The createTopology() method builds a topology that:
- Reads Ride records from the input rides topic (Topics.INPUT_RIDE_TOPIC) using custom JSON serde.
- Reads PickupLocation records from the input pickup location topic (Topics.INPUT_RIDE_LOCATION_TOPIC) using custom JSON serde.
- Re-keys the pickup location stream by PULocationID using selectKey().
- Joins the two streams using a ValueJoiner with JoinWindows.ofTimeDifferenceAndGrace(Duration.ofMinutes(20), Duration.ofMinutes(5)):
- The joiner computes the absolute time difference between tpep_dropoff_datetime (ride) and tpep_pickup_datetime (pickup location).
- If the difference exceeds 10 minutes, it returns Optional.empty(); otherwise, it returns a VendorInfo object.
- Filters out empty results and maps the remaining Optional<VendorInfo> values to VendorInfo.
- Writes the joined results to the output topic (Topics.OUTPUT_TOPIC).
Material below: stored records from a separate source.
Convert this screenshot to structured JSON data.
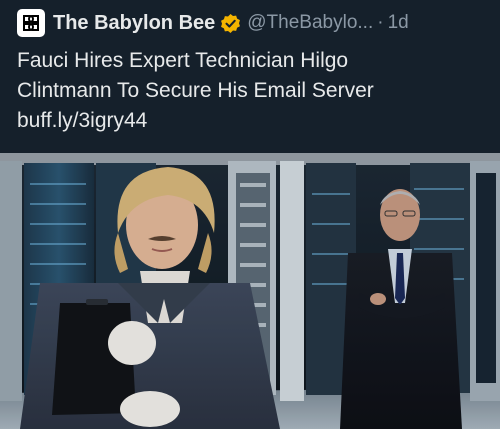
{
  "tweet": {
    "author": {
      "display_name": "The Babylon Bee",
      "handle": "@TheBabylo...",
      "verified_badge_color": "#f4b400"
    },
    "separator": "·",
    "timestamp": "1d",
    "text_lines": [
      "Fauci Hires Expert Technician Hilgo",
      "Clintmann To Secure His Email Server",
      "buff.ly/3igry44"
    ]
  },
  "colors": {
    "background": "#15202b",
    "text_primary": "#e7e9ea",
    "text_secondary": "#8b98a5",
    "verified_gold": "#f4b400"
  },
  "icons": {
    "avatar": "babylon-bee-logo-icon",
    "verified": "verified-badge-icon"
  }
}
The joinRidesPickupLocation() method starts the Kafka Streams instance with an uncaught exception handler that shuts down the application on error, waits for RUNNING state, and registers a shutdown hook.
Usage
Use this implementation when you need to correlate events from two separate Kafka topics based on a time window. This pattern is applicable to scenarios such as matching ride requests with pickup confirmations, joining order events with payment events, or any temporal event correlation.
Code Reference
Source Location
- Repository: DataTalksClub_Data_engineering_zoomcamp
- File: 07-streaming/java/kafka_examples/src/main/java/org/example/JsonKStreamJoins.java
- Lines: 1-76
Signature
public class JsonKStreamJoins {
private Properties props;
public JsonKStreamJoins()
public Topology createTopology()
public void joinRidesPickupLocation() throws InterruptedException
public static void main(String[] args) throws InterruptedException
}
Import
import org.example.JsonKStreamJoins;
I/O Contract
Inputs
| Name | Type | Required | Description |
|---|---|---|---|
| Topics.INPUT_RIDE_TOPIC | Kafka topic | Yes | Input topic containing JSON-serialized Ride objects keyed by String. |
| Topics.INPUT_RIDE_LOCATION_TOPIC | Kafka topic | Yes | Input topic containing JSON-serialized PickupLocation objects keyed by String. |
| Secrets.KAFKA_CLUSTER_KEY | String | Yes | SASL username credential for Confluent Cloud Kafka cluster authentication. |
| Secrets.KAFKA_CLUSTER_SECRET | String | Yes | SASL password credential for Confluent Cloud Kafka cluster authentication. |
Outputs
| Name | Type | Description |
|---|---|---|
| Topics.OUTPUT_TOPIC | Kafka topic | Output topic containing JSON-serialized VendorInfo objects representing successfully joined ride and pickup location events (within 10-minute proximity). |
| Console output | stdout | Prints the Kafka Streams application state and any uncaught exception messages. |
Usage Examples
Basic Usage
// Instantiate and start the stream join application
var object = new JsonKStreamJoins();
object.joinRidesPickupLocation();
Join Logic Detail
// The join uses a 20-minute time window with 5-minute grace period
// Records are matched by key, then filtered by a 10-minute proximity check
var joined = rides.join(
pickupLocationsKeyedOnPUId,
(ride, pickupLocation) -> {
var period = Duration.between(ride.tpep_dropoff_datetime, pickupLocation.tpep_pickup_datetime);
if (period.abs().toMinutes() > 10) return Optional.empty();
else return Optional.of(new VendorInfo(
ride.VendorID,
pickupLocation.PULocationID,
pickupLocation.tpep_pickup_datetime,
ride.tpep_dropoff_datetime));
},
JoinWindows.ofTimeDifferenceAndGrace(Duration.ofMinutes(20), Duration.ofMinutes(5)),
StreamJoined.with(Serdes.String(), CustomSerdes.getSerde(Ride.class), CustomSerdes.getSerde(PickupLocation.class))
);